After all, that had been their only source of light that night, back at the tavern.

When she looked back, Zefaris saw that there was no path back - only a wall. Deciding that the dungeon must be moving pieces around as she advanced, she gave up on trying to form a mental map.

Instead, she decided to count her own steps. Six-hundred sixteen Sage-damned steps later, she finally descended one last staircase and found a glyph door. It led into an entirely barren intermediary chamber, one that was nothing more than a barren chamber with a door at the other end.

The door’s glyph seemed to be lighting up very slowly at her approach, until the chamber itself seemed to move within the dungeon’s mechanism, nearly knocking her off her feet in the process.
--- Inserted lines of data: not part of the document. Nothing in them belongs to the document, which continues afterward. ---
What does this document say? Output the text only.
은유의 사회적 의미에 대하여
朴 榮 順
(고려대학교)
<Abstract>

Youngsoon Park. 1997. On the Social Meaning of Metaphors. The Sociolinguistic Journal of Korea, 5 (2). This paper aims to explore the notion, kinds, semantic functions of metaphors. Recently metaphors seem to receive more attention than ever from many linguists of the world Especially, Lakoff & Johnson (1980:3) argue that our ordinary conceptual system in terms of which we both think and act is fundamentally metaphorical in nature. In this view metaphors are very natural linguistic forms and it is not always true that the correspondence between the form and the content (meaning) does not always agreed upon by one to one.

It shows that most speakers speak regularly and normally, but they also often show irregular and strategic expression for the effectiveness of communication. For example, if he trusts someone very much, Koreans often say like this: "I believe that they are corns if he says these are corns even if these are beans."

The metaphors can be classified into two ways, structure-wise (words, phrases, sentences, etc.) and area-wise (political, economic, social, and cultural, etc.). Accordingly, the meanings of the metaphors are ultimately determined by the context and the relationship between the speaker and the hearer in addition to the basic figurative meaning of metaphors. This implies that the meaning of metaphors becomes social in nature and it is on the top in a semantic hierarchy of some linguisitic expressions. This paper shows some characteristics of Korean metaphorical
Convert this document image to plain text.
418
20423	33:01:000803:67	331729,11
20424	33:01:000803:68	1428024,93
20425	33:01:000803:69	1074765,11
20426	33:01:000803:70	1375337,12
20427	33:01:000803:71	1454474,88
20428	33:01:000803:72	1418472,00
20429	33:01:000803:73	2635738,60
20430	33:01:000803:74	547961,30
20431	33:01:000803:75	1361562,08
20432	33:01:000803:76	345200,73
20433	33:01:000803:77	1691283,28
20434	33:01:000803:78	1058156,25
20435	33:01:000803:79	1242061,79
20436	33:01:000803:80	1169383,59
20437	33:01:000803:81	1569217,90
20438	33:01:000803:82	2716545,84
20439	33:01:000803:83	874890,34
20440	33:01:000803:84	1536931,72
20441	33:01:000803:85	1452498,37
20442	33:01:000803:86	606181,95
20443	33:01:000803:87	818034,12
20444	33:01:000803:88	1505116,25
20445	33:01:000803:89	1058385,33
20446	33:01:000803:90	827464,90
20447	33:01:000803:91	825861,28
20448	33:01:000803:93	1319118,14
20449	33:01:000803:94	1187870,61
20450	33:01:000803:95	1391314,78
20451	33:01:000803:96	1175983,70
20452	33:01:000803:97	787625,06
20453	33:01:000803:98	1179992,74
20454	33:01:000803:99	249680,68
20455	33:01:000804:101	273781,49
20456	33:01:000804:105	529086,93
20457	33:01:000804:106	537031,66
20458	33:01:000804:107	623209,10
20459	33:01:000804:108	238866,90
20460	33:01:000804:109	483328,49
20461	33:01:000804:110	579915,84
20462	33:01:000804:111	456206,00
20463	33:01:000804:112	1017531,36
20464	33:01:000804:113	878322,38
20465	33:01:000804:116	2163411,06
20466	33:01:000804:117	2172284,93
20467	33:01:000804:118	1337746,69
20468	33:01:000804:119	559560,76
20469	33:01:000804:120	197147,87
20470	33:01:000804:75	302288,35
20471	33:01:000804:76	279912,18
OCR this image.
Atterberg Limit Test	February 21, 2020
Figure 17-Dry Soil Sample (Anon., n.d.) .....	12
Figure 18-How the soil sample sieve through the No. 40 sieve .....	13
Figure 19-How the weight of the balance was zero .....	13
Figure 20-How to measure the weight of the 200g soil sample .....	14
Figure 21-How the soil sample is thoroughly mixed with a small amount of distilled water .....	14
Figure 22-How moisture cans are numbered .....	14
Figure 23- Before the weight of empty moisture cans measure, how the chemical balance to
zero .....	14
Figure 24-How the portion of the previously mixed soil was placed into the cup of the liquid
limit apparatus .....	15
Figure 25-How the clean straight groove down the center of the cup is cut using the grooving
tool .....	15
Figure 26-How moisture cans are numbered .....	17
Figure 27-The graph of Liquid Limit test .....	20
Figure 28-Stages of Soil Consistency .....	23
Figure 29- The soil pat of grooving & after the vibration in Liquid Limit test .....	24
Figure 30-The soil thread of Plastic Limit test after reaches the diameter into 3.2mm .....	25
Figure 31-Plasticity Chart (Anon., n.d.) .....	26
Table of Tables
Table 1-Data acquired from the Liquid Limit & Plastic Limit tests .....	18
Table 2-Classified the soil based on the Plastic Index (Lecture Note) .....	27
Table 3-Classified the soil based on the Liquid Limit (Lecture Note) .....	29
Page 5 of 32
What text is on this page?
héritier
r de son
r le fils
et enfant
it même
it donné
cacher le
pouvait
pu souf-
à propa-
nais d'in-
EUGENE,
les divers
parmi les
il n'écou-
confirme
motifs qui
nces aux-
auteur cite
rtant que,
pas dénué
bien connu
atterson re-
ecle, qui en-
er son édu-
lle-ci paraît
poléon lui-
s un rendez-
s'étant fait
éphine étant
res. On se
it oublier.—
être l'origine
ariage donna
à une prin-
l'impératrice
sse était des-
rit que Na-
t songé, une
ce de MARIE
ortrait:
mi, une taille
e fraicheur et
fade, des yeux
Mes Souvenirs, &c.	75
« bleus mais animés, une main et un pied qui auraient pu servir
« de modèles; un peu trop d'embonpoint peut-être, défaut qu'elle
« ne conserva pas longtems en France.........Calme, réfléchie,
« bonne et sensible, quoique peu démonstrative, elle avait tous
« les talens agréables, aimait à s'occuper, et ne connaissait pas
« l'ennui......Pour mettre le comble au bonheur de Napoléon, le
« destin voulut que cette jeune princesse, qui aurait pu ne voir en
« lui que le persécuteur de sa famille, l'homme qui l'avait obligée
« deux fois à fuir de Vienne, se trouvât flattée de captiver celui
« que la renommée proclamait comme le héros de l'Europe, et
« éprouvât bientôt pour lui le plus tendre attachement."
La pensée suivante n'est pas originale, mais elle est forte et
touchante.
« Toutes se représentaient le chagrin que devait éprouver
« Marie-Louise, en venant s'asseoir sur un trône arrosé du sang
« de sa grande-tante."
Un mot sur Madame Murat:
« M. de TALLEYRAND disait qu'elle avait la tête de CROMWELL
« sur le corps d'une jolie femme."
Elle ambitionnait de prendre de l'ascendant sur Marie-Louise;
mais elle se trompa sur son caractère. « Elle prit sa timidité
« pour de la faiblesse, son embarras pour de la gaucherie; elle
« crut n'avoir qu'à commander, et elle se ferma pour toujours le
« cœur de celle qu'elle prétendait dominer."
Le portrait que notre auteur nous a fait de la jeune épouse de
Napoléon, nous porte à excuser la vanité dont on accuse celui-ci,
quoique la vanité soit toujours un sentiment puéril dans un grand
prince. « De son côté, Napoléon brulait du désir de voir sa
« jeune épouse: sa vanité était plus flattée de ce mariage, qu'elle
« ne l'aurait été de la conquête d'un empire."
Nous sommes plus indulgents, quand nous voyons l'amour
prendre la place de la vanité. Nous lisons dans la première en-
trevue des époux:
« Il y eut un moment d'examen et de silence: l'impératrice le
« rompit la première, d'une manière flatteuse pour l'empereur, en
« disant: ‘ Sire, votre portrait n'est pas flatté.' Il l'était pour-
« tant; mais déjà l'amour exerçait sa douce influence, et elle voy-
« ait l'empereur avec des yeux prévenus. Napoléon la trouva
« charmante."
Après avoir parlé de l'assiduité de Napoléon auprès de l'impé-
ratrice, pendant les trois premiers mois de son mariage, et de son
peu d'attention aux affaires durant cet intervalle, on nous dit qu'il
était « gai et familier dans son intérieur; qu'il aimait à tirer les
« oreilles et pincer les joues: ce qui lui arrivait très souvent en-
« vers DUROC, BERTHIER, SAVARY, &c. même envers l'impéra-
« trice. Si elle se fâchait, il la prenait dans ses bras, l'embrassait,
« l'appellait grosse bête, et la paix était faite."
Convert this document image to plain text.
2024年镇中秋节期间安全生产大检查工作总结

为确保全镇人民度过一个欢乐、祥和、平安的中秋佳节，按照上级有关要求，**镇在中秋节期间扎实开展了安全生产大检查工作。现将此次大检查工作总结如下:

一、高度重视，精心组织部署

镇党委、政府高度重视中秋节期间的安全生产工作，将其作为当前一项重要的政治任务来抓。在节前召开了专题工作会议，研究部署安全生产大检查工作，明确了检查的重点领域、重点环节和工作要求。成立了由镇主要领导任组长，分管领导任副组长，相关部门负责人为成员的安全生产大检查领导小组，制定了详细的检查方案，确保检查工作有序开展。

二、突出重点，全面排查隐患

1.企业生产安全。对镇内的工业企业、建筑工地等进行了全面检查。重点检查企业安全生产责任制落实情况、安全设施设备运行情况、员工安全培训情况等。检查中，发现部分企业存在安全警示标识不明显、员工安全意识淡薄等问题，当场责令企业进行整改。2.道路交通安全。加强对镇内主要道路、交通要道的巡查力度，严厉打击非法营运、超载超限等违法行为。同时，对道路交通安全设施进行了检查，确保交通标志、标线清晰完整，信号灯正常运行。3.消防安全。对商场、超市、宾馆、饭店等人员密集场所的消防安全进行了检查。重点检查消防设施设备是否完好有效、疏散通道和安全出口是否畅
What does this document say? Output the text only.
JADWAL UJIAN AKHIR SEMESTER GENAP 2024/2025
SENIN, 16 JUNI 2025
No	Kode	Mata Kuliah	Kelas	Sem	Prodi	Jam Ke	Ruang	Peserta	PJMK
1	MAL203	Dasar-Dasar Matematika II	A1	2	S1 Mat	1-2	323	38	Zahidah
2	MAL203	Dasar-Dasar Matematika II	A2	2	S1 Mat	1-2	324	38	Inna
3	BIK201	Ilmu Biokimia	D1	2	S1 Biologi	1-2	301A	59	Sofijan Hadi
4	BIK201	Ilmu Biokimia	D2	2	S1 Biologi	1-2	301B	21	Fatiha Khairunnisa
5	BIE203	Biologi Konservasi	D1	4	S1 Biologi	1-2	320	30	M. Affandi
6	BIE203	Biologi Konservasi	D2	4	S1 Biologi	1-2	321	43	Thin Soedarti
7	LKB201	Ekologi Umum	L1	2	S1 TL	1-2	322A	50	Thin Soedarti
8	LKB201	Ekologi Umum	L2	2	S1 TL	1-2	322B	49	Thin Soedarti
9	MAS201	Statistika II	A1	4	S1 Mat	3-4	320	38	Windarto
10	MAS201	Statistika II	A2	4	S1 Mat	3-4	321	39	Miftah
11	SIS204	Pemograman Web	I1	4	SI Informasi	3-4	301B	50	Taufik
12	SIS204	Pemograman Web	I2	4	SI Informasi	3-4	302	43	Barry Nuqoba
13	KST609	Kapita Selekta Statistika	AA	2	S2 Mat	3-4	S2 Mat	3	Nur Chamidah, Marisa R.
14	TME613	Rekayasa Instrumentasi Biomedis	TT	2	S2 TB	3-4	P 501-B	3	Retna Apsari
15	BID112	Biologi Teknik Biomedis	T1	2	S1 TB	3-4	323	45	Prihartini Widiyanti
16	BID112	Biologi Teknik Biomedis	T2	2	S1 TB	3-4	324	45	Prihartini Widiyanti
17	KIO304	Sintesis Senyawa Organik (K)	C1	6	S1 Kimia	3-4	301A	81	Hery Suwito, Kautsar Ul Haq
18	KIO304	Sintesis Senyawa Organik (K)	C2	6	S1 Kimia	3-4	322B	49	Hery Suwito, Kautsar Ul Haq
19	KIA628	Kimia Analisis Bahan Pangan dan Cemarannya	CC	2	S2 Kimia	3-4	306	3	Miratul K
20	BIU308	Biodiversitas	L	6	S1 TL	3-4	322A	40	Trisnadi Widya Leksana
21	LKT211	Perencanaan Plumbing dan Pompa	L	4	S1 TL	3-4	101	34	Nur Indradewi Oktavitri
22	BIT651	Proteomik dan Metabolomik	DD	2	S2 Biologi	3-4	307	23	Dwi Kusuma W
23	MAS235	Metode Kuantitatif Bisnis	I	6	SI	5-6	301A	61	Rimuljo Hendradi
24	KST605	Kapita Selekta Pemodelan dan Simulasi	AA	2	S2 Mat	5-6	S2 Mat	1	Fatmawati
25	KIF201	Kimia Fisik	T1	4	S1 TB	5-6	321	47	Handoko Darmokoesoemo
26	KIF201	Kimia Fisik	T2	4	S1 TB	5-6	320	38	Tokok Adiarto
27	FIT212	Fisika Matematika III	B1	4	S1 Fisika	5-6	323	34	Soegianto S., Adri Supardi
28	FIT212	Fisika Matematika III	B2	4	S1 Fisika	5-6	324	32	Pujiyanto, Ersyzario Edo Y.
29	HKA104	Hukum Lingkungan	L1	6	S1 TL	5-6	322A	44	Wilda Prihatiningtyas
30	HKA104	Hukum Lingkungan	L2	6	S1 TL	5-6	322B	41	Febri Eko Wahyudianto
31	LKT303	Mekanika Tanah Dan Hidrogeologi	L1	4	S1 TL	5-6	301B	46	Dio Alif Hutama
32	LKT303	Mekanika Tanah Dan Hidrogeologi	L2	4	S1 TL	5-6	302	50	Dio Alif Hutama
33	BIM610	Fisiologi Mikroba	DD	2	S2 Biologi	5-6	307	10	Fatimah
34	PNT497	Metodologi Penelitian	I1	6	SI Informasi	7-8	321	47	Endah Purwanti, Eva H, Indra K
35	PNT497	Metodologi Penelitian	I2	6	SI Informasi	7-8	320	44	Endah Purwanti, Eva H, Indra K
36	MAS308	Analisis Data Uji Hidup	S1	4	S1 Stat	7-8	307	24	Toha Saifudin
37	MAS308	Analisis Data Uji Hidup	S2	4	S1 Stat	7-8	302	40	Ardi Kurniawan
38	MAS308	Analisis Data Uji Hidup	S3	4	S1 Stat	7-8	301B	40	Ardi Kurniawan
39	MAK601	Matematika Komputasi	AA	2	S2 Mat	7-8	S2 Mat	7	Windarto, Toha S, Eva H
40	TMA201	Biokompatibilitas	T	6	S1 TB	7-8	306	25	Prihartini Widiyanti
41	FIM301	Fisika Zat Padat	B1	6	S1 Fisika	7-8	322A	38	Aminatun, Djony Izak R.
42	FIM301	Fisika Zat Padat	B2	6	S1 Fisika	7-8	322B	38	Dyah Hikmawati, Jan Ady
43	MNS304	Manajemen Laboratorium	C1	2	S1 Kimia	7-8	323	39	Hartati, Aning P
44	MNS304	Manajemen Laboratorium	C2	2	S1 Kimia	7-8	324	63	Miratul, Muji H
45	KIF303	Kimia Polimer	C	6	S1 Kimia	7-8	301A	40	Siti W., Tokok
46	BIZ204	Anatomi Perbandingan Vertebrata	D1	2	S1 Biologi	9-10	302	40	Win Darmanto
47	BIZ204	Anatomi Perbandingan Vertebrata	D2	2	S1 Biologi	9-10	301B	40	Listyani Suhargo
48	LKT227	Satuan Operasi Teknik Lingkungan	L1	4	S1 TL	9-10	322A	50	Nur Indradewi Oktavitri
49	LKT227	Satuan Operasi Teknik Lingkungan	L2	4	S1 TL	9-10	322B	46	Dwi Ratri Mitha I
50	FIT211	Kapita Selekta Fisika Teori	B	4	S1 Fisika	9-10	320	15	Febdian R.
When Zefaris regained her footing, she saw that the door was fully lit up and clearly ready to open, yet still she hesitated. From beyond it came a whole host of horrible noises, from stomping and screeching to cracking and squelching, as if the many locusts within the next chamber were already facing another opponent.

She once more took up the same combat stance with Pentacle in her right and the bayonet in the left, using the left arm to support the right as she cautiously approached the door. At the other side, she was greeted by an image of slaughter the likes of which she hadn’t seen in quite a while, painted on the canvas of an ideal defensive battlefield.

It was a long hallway, full of cover and vantage points created from a combination of floor pillars and hive matter, as if in this one chamber the dungeon had been coerced into cooperating with the locusts.